The DOJ’s filing is consistent with the “whole-of-government” competition policy outlined in President Biden’s July 2021 Executive Order on Promoting Competition in the American Economy, which described how “[p]owerful companies require workers to sign non-compete agreements that restrict their ability to change jobs.” The president encouraged the Federal Trade Commission (FTC) to “exercise its statutory rulemaking authority . . . to curtail the use of non-compete clauses . . . that may unfairly limit worker mobility.” In November 2021, the FTC signaled its intent to begin acting on the president’s directive when it released its draft strategic plan for public comment. The plan describes how the FTC will work to “[i]ncrease use of provisions to improve worker mobility including restricting use of non-compete provisions,” and that it will “[s]tudy and investigate the impact on worker wages and benefits from . . . non-compete and other potentially unfair contractual terms resulting from power asymmetries between workers and employers.” And in December 2021, the FTC negotiated a merger settlement that curbed the exercise of non-compete clauses for the merged entity.

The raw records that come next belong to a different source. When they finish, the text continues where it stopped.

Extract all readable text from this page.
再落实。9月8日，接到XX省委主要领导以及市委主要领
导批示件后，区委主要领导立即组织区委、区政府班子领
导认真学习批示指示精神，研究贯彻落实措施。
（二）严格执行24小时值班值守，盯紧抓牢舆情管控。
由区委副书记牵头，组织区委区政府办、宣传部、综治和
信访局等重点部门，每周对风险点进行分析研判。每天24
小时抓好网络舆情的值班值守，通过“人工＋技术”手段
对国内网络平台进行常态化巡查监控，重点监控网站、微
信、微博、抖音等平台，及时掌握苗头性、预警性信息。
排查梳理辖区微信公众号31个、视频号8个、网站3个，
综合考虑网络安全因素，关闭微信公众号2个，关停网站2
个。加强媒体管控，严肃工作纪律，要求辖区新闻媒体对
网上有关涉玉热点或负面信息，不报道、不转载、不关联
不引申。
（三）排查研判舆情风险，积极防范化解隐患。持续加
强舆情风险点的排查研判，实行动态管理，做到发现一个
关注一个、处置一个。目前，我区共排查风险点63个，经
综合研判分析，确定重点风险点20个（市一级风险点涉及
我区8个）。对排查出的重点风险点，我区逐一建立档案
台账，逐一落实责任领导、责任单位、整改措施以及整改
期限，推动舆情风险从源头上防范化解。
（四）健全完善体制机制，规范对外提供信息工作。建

Not all judges have been receptive to DOJ efforts to educate the court about the agency’s current views regarding litigation between private parties. On March 2, 2022, a district court judge in the Northern District of Illinois denied the DOJ’s request to file a statement of interest in a private antitrust lawsuit brought by a former McDonald’s employee who alleged that a no-hire clause in McDonald’s franchise agreement amounted to an unlawful no-poach agreement. At a motion hearing on the DOJ’s request to file a statement of interest, Judge Jorge Alonso noted that the U.S. Constitution and Supreme Court precedent demand that the judiciary’s independence from the executive “be zealously guarded,” and that he would rule on McDonald’s dismissal motion “based on the facts that are properly before [him].” While it is too early to make predictions about how the broader judiciary may respond to updated agency priorities and guidelines, Judge Alonso’s decision may foretell an upcoming tension between the Biden administration’s aggressive antitrust enforcement efforts and a comparatively conservative federal bench’s commitment to traditional antitrust principles.
The state and federal laws governing non-compete agreements are nuanced and complex, and their application involves a fact-intensive inquiry into the individual markets involved. While it is not yet clear how much the Biden administration and its enforcement agencies will wield the power of the antitrust laws to curb the use of non-competes, businesses should nonetheless consider involving antitrust counsel to assess the potential competitive impact of proposed non-compete provisions in their employment agreements, particularly where businesses have significant market share.